Баро покосился на предводителя и принес серебряную вазу. Спантамано
жадно выпил вина и облегченно вздохнул:
- Пойдем, Алингар.
Оба закрылись в угловой комнате и не впускали туда никого, кроме
Баро. Наутакец приносил хлеб, мясо и вино и мягко отстранял Зару, когда
она приближалась к резному входу. Это обидело женщину. Спантамано важным
делом занят? Но ведь он мог сам об этом сказать! Да и какое дело важней,
чем их любовь? Зара хотела узнать, что затеял супруг, и беспокойно
прислушалась к тихим голосам, доносившимся из комнаты. Говорил обычно
Спантамано. Жрец чаще молчал. По временам Баро вызывал наверх
какого-нибудь воина. Выйдя от господина, тот прятал что-то за пазухой,
выбегал во двор, садился на коня и поспешно исчезал.
Через пять дней Спантамано покинул убежище и объявился перед Зарой.
Он похудел, но зато его глаза сверкали сейчас особенно ярко. Улыбка была
веселой, а руки порывисто взлетали, как у танцующего горца.
Услышав быстрые шаги мужа, Зара тут же забыла свою обиду. Только
сейчас поняла, как сильно по нем соскучилась. И если бы он предстал тоже
опечаленный разлукой, она бросилась бы навстречу. Но его веселая улыбка...
Значит, не грустил о ней?

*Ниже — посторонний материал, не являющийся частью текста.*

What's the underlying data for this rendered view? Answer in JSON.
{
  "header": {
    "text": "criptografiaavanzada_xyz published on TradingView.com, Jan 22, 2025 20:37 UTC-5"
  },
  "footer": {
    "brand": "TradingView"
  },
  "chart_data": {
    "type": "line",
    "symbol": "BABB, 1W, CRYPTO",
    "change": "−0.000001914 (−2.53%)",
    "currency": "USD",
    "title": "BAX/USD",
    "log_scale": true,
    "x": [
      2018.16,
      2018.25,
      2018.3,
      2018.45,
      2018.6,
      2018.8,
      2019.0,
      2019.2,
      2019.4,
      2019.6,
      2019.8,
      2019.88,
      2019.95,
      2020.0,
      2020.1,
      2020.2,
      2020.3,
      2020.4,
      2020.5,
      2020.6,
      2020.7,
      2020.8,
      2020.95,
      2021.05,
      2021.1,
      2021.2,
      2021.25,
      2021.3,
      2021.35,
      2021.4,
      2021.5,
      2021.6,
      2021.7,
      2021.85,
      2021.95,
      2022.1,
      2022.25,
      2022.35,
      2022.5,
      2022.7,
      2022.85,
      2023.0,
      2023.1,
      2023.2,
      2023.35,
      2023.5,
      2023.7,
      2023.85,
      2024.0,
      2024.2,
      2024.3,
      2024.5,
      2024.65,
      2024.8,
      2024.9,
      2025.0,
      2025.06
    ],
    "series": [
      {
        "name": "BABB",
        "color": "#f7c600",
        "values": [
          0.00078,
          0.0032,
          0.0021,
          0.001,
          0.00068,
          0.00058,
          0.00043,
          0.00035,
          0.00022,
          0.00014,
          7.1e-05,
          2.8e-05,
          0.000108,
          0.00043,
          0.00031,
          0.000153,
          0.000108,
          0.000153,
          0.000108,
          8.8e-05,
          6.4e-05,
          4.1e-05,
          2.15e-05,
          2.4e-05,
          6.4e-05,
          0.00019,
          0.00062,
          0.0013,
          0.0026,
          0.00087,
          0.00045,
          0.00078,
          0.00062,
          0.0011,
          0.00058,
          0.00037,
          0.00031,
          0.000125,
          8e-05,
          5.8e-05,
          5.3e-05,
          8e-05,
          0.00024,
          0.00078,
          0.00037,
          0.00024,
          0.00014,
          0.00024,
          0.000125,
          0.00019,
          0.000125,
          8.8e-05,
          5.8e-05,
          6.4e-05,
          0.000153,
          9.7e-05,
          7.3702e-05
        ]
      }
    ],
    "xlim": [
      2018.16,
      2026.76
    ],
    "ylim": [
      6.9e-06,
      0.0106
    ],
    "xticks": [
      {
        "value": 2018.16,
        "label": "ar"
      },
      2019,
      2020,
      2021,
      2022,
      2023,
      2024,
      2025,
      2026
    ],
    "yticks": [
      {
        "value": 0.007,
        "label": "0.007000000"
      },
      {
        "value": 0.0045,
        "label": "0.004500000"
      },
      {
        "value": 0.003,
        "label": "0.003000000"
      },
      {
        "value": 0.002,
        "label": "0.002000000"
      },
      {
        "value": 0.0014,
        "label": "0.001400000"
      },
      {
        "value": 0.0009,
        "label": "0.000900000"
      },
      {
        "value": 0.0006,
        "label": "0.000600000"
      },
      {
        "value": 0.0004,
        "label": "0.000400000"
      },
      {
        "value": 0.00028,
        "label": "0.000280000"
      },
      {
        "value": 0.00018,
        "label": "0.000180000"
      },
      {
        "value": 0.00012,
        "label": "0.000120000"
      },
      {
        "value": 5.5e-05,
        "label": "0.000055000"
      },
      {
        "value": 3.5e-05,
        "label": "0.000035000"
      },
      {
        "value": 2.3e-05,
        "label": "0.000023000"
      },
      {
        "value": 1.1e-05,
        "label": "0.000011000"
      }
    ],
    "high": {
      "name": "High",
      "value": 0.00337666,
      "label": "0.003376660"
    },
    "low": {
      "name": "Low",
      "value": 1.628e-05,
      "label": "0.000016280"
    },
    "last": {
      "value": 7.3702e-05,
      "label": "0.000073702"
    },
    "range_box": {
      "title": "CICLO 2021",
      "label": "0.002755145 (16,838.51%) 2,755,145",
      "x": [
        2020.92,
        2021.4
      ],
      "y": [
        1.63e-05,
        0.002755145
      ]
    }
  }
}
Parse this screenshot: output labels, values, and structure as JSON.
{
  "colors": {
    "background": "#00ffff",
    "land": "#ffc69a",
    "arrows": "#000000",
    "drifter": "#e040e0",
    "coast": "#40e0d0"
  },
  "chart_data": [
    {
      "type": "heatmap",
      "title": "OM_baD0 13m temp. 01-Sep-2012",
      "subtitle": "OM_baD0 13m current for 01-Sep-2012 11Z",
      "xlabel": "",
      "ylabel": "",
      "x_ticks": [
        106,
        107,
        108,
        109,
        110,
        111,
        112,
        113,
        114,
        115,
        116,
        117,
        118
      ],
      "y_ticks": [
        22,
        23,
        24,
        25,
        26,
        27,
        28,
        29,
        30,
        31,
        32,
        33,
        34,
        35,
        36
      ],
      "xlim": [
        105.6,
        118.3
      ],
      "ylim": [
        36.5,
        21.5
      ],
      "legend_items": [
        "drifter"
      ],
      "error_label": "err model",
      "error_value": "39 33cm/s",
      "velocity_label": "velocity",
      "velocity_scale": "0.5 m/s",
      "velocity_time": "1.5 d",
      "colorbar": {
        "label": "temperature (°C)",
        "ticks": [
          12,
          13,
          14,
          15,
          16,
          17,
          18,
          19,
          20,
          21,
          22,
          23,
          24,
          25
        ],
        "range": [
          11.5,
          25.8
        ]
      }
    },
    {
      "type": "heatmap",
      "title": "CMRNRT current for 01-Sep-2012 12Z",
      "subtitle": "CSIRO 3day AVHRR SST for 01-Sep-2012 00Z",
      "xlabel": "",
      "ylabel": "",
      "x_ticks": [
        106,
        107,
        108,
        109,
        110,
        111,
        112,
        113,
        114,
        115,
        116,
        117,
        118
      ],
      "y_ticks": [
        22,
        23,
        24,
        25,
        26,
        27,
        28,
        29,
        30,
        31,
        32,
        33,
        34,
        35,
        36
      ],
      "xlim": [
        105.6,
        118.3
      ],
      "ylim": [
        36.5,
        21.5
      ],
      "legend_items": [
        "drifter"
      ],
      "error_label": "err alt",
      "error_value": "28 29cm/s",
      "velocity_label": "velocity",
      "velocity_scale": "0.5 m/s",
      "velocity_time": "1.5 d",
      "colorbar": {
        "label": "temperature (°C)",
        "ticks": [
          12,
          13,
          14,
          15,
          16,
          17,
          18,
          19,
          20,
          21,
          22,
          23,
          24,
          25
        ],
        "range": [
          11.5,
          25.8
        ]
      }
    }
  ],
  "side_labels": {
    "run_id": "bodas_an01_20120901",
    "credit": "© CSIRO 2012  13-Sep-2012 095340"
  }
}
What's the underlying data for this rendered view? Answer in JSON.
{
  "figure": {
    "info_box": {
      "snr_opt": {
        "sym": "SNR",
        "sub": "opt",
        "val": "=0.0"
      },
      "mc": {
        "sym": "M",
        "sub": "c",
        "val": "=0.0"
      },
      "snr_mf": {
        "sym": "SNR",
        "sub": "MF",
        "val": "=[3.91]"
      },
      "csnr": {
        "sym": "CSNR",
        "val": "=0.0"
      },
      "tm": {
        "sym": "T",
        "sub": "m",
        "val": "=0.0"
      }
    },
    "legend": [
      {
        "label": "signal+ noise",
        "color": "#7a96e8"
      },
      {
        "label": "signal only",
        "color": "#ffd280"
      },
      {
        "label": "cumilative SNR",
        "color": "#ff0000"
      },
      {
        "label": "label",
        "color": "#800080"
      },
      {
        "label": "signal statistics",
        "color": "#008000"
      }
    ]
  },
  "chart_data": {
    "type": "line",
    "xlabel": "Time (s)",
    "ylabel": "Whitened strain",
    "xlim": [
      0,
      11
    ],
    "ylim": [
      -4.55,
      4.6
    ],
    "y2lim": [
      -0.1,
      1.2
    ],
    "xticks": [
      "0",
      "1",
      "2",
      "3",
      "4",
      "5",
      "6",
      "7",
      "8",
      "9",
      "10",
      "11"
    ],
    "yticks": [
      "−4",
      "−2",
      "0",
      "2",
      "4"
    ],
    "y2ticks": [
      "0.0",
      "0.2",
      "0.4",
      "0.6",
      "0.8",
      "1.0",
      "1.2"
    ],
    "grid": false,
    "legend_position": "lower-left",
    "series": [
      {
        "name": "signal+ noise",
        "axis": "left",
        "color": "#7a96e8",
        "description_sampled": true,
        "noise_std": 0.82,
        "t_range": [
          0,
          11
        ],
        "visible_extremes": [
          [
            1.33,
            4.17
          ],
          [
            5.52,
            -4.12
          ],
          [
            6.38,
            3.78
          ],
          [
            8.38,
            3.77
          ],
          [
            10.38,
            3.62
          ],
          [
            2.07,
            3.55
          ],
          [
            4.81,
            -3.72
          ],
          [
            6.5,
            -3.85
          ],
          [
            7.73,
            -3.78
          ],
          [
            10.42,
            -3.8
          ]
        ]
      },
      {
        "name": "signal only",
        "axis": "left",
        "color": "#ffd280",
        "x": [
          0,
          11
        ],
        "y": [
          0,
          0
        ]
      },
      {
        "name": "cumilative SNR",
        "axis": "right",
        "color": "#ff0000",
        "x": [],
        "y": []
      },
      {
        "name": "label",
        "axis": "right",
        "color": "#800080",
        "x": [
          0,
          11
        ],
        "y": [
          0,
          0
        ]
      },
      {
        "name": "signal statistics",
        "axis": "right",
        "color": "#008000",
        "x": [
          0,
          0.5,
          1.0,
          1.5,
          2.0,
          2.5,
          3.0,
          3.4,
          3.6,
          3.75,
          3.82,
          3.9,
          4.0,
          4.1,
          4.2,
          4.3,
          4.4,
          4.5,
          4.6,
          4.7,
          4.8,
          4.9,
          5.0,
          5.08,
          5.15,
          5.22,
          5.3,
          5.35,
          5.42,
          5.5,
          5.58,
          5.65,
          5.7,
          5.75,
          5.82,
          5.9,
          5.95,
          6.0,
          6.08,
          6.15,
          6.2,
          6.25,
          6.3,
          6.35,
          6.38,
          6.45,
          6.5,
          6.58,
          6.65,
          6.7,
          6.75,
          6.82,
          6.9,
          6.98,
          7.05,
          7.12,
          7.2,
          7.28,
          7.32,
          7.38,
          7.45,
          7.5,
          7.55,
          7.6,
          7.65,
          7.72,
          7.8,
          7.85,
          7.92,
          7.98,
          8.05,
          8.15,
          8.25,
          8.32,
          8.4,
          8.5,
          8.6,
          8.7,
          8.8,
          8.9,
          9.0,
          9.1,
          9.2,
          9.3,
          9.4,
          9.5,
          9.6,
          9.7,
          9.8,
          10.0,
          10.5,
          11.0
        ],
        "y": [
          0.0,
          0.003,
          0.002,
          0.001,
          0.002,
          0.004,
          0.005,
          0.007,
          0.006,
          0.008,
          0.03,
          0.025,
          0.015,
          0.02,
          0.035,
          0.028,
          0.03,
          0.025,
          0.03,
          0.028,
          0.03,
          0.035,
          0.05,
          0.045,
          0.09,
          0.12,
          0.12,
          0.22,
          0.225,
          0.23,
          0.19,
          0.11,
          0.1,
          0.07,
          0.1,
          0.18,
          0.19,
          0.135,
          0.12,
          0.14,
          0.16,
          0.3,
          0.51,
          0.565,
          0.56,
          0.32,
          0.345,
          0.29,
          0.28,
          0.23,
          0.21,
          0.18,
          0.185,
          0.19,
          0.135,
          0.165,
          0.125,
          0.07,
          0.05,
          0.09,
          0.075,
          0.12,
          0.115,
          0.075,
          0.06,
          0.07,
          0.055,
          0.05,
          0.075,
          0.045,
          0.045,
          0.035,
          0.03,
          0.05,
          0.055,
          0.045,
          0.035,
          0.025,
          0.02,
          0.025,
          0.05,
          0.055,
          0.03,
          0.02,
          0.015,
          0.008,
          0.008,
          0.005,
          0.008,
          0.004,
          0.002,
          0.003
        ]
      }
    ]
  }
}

Зара опустила глаза и отвернулась.
- Не обижайся! - Он сел рядом и притянул ее к себе. - Сам не знаю,
как получилось... Дело захватило.
Вот как! Он даже виноватым не считает себя? Она отстранилась, хотя ей
хотелось обнять его. В первые дни замужества она уже испытывала такое
двойственное чувство. Что победит в сердце женщины - зависело от
Спантамано. Он догадался - и не поскупился на поцелуи.
- Не огорчай, звезда неба, - прошептал он ей на ухо. - Твой раб не
совершил ничего зазорного.
- Чем ты занимался?
- Крепко думал, сочинял послания.
- Какие? - суховато спросила она, постепенно сдаваясь.
- Разным старейшинам. Скоро я... скоро мы с тобой... совершим
великое!
- Что ты задумал? - воскликнула она испуганно.
- Великое дело задумал! Я так верю в удачу! О! Ты не знаешь, Зара,
как мне хорошо... - Он засмеялся от избытка радости, бурлящей в нем,
поцеловал жену в лоб и вскочил.
- Ты оставайся, я скоро вернусь.
Он исчез так быстро, что Зара не успела даже поймать его за край
одежды. Женщина покраснела и опустила руку, протянутую супругу во след.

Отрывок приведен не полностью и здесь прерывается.